Forse l’effetto più macroscopico del Covid sul mondo del lavoro è stato quello di aver acceso i riflettori sullo smartworking. Anche le aziende più tradizionaliste si sono forzatamente aperte a questa possibilità e ciò ha permesso di scoprirne i vantaggi. C’è chi ha parlato di una rivoluzione da cui non si può più tornare indietro. Ma il cambio culturale presuppone di ripensare alcuni aspetti e definire questioni legate al lavoro a distanza, compreso il profilo fiscale. Ad esempio: dove pagare le tasse?
Restare in smartworking anche dopo il Covid: molte aziende potrebbero non tornare indietro
Anche le Pubbliche Amministrazioni hanno risposto all’esigenza di riorganizzare in smart working il lavoro.

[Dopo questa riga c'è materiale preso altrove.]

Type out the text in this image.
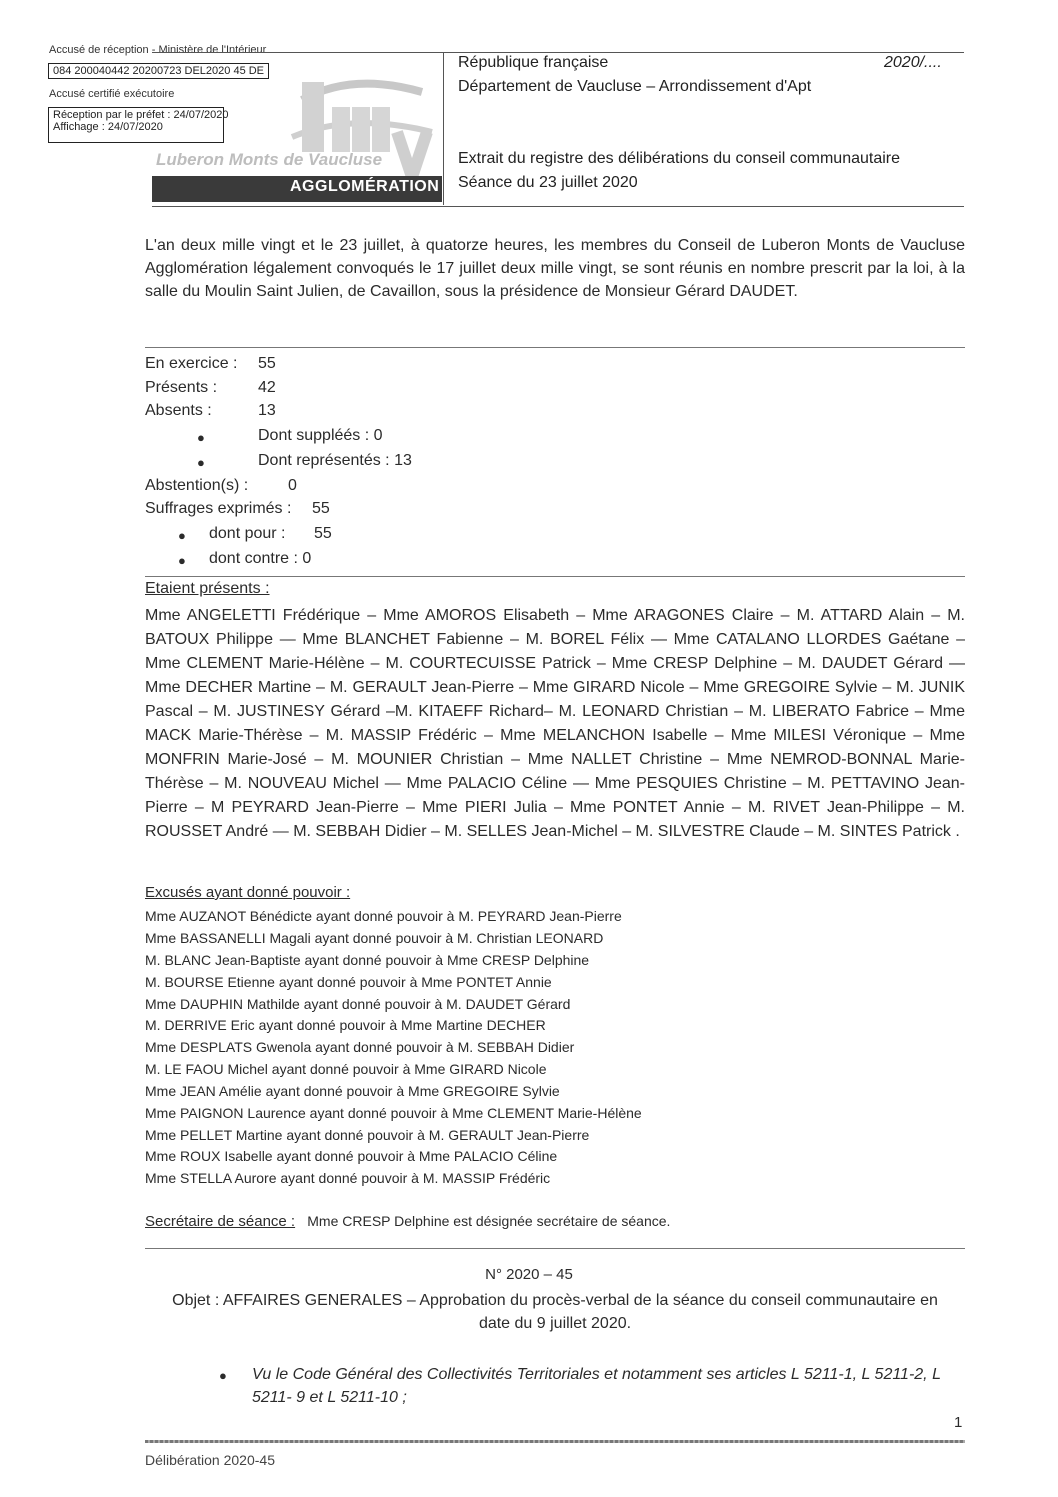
Accusé de réception - Ministère de l'Intérieur
084 200040442 20200723 DEL2020 45 DE
Accusé certifié exécutoire
Réception par le préfet : 24/07/2020
Affichage : 24/07/2020
Luberon Monts de Vaucluse
AGGLOMÉRATION
République française	2020/....
Département de Vaucluse – Arrondissement d'Apt
Extrait du registre des délibérations du conseil communautaire
Séance du 23 juillet 2020
L'an deux mille vingt et le 23 juillet, à quatorze heures, les membres du Conseil de Luberon Monts de Vaucluse Agglomération légalement convoqués le 17 juillet deux mille vingt, se sont réunis en nombre prescrit par la loi, à la salle du Moulin Saint Julien, de Cavaillon, sous la présidence de Monsieur Gérard DAUDET.
En exercice : 55
Présents :	42
Absents :	13
●	Dont suppléés : 0
●	Dont représentés : 13
Abstention(s) : 0
Suffrages exprimés : 55
● dont pour : 55
● dont contre : 0
Etaient présents :
Mme ANGELETTI Frédérique – Mme AMOROS Elisabeth – Mme ARAGONES Claire – M. ATTARD Alain – M. BATOUX Philippe — Mme BLANCHET Fabienne – M. BOREL Félix — Mme CATALANO LLORDES Gaétane – Mme CLEMENT Marie-Hélène – M. COURTECUISSE Patrick – Mme CRESP Delphine – M. DAUDET Gérard — Mme DECHER Martine – M. GERAULT Jean-Pierre – Mme GIRARD Nicole – Mme GREGOIRE Sylvie – M. JUNIK Pascal – M. JUSTINESY Gérard –M. KITAEFF Richard– M. LEONARD Christian – M. LIBERATO Fabrice – Mme MACK Marie-Thérèse – M. MASSIP Frédéric – Mme MELANCHON Isabelle – Mme MILESI Véronique – Mme MONFRIN Marie-José – M. MOUNIER Christian – Mme NALLET Christine – Mme NEMROD-BONNAL Marie-Thérèse – M. NOUVEAU Michel — Mme PALACIO Céline — Mme PESQUIES Christine – M. PETTAVINO Jean-Pierre – M PEYRARD Jean-Pierre – Mme PIERI Julia – Mme PONTET Annie – M. RIVET Jean-Philippe – M. ROUSSET André — M. SEBBAH Didier – M. SELLES Jean-Michel – M. SILVESTRE Claude – M. SINTES Patrick .
Excusés ayant donné pouvoir :
Mme AUZANOT Bénédicte ayant donné pouvoir à M. PEYRARD Jean-Pierre
Mme BASSANELLI Magali ayant donné pouvoir à M. Christian LEONARD
M. BLANC Jean-Baptiste ayant donné pouvoir à Mme CRESP Delphine
M. BOURSE Etienne ayant donné pouvoir à Mme PONTET Annie
Mme DAUPHIN Mathilde ayant donné pouvoir à M. DAUDET Gérard
M. DERRIVE Eric ayant donné pouvoir à Mme Martine DECHER
Mme DESPLATS Gwenola ayant donné pouvoir à M. SEBBAH Didier
M. LE FAOU Michel ayant donné pouvoir à Mme GIRARD Nicole
Mme JEAN Amélie ayant donné pouvoir à Mme GREGOIRE Sylvie
Mme PAIGNON Laurence ayant donné pouvoir à Mme CLEMENT Marie-Hélène
Mme PELLET Martine ayant donné pouvoir à M. GERAULT Jean-Pierre
Mme ROUX Isabelle ayant donné pouvoir à Mme PALACIO Céline
Mme STELLA Aurore ayant donné pouvoir à M. MASSIP Frédéric
Secrétaire de séance : Mme CRESP Delphine est désignée secrétaire de séance.
N° 2020 – 45
Objet : AFFAIRES GENERALES – Approbation du procès-verbal de la séance du conseil communautaire en
date du 9 juillet 2020.
● Vu le Code Général des Collectivités Territoriales et notamment ses articles L 5211-1, L 5211-2, L 5211- 9 et L 5211-10 ;
1
Délibération 2020-45
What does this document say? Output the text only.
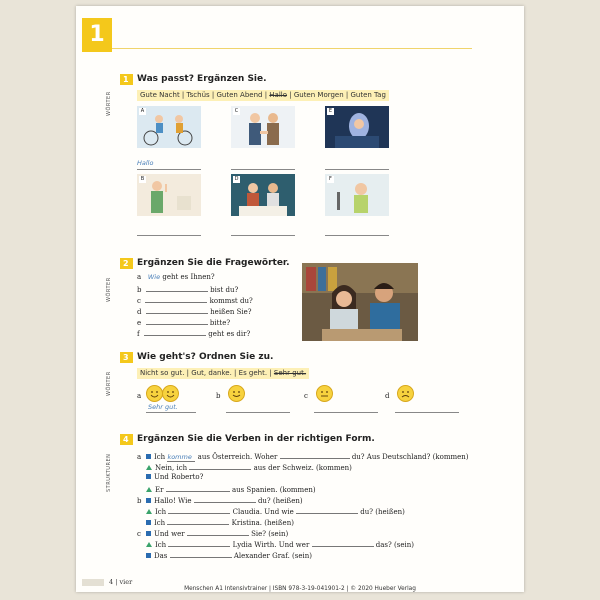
1
1 Was passt? Ergänzen Sie.
WÖRTER	Gute Nacht | Tschüs | Guten Abend | Hallo | Guten Morgen | Guten Tag
A	C	E
Hallo
B	D	F
2 Ergänzen Sie die Fragewörter.
WÖRTER
a Wie geht es Ihnen?
b	bist du?
c	kommst du?
d	heißen Sie?
e	bitte?
f	geht es dir?
3 Wie geht's? Ordnen Sie zu.
WÖRTER	Nicht so gut. | Gut, danke. | Es geht. | Sehr gut.
a
Sehr gut.
b	c	d
4 Ergänzen Sie die Verben in der richtigen Form.
STRUKTUREN	a Ich komme aus Österreich. Woher	du? Aus Deutschland? (kommen)
Nein, ich	aus der Schweiz. (kommen)
Und Roberto?
Er	aus Spanien. (kommen)
b Hallo! Wie	du? (heißen)
Ich	Claudia. Und wie	du? (heißen)
Ich	Kristina. (heißen)
c Und wer	Sie? (sein)
Ich	Lydia Wirth. Und wer	das? (sein)
Das	Alexander Graf. (sein)
4 | vier
Menschen A1 Intensivtrainer | ISBN 978-3-19-041901-2 | © 2020 Hueber Verlag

Nel complesso la reazione è stata positiva: l’88% dei dipendenti ha espresso parere favorevole e il 93,6% vorrebbe continuare a lavorare in smart working.
Numerose anche le aziende private in cui non solo la felicità dei dipendenti ma anche la produttività sembra essere migliorata. Ci sono anche agenti immobiliari che a Londra hanno preventivato una fuga dalla grande città verso i cd “paradisi verdi”, ovvero località amene in cui lavorare da remoto. Basta una connessione ad internet stabile.
Ripensare lo smartworking a livello strutturale impone però una maggiore organizzazione sotto diversi profili, incluso quello fiscale.
Dove paga le tasse chi lavora in smartworking: nomadi digitali nei paradisi fiscali?
L’espressione smart working negli Stati Uniti in realtà è più nota come “Work From Anywhere”, WFA, “lavorare da ovunque”. Già oggi esiste la popolazione dei nomadi digitali, freelance che girano il mondo lavorando. Spesso la partita IVA risulta aperta in Paesi in cui si pagano meno tasse.
L’esempio è quello degli USA e dell’Etiopia in cui i cittadini non vengono tassati in base alla residenza bensì alla cittadinanza.